Cinta dalam pandangan materialistik, sebagaimana yang di ungkapkan oleh Erich Fromm (1997), harus memerdekakan, harus membebaskan. Pasalnya, mencintai satu orang saja, menurut Fromm, bukanlah cinta sebenarnya. Menyerahkan diri secara totalitas kepada seseorang bukanlah ekspresi cinta, justeru malah menyakiti diri sendiri. Dengan kata lain, konsepsi cinta yang berdasarkan pada perjumpaan “yang sepasang” untuk melebur menjadi “yang tunggal” -seperti yang telah di jelaskan-, bertentangan dengan pandangan materialistik yang menempatkan cinta dalam lingkup luas atau cinta harus menuju “yang ganda”.
Fromm mungkin benar, jika mencintai seseorang secara totalitas akan berdampak rasa sakit pada diri sendiri. Tetapi, menurut Saidi, kesakitan tersebut akan niscaya jika dasar mencintai tersebut bersifat keduniawian, maka daripada itu tindakan saling mencintai disini hanya berhenti sebagai hubungan antar manusia.
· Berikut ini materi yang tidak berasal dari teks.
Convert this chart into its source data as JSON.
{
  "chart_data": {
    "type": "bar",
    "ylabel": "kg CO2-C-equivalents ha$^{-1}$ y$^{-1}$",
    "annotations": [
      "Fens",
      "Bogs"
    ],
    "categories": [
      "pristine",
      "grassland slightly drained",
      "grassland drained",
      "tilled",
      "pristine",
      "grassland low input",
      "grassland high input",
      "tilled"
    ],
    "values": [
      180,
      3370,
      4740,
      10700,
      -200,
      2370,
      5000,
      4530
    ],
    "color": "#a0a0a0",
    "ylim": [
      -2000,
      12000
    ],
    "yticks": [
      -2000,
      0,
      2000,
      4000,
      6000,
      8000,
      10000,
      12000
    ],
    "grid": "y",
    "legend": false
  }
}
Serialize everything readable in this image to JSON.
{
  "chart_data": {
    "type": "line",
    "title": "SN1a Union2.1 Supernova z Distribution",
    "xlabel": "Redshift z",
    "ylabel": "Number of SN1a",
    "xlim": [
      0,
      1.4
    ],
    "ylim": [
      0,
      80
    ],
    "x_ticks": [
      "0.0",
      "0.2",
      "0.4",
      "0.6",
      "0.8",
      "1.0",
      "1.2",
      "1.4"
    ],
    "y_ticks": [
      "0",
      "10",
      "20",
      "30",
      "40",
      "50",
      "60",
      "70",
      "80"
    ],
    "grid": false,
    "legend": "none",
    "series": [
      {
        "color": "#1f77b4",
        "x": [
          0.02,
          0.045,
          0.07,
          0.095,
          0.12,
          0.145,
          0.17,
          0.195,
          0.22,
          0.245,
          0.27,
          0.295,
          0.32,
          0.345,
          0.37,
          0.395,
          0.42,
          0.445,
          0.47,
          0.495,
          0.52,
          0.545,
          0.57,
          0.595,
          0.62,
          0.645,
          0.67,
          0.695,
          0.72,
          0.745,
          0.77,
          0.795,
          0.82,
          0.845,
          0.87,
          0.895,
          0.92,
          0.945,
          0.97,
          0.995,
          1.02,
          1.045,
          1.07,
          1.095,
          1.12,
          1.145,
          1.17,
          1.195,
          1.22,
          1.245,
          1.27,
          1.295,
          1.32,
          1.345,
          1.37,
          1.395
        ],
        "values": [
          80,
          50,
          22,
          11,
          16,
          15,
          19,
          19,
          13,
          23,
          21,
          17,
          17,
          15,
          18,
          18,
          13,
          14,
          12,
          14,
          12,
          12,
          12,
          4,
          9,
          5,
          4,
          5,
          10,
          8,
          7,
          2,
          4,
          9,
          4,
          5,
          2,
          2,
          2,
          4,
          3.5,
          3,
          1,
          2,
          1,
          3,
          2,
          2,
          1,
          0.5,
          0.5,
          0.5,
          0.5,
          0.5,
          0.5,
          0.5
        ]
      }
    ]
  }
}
Namun, jika cinta esensinya dikembalikan kepada perjumpaan “yang sepasang” dengan kesadaran bahwa “yang sepasang” tersebut pada mulanya “yang tunggal” sebagai sebuah takdir ilahiah, maka kesakitan –sebagaimana yang Fromm ungkapkan- tidak akan pernah ada.
Konsepsi diatas menegaskan bahwa perjumpaan pasangan hingga pernikahan atau bahkan pasangan (suami-istri) yang lantas bercerai, dapat dipastikan bukan berlandaskan cinta yang sesungguhnya. Saidi berpendapat, perjumpaan tersebut boleh jadi disebabkan oleh fatamorgana dunia, seperti: godaan fisik, materi, nafsu seksual, dan lain sebagainya yang bersifat keduniawian. Sekalipun disana menghasilkan pembuahan (anak), tetapi, perlu dicatat bahwa penciptaan anak (manusia) mutlak kehendak Allah bukan karena cinta dalam pernikahan. Pasalnya terdapat pasangan yang mencintai setengah mati namun tidak memiliki anak; sebaliknya banyak yang menikah tanpa dasar cinta tapi banyak memiliki anak.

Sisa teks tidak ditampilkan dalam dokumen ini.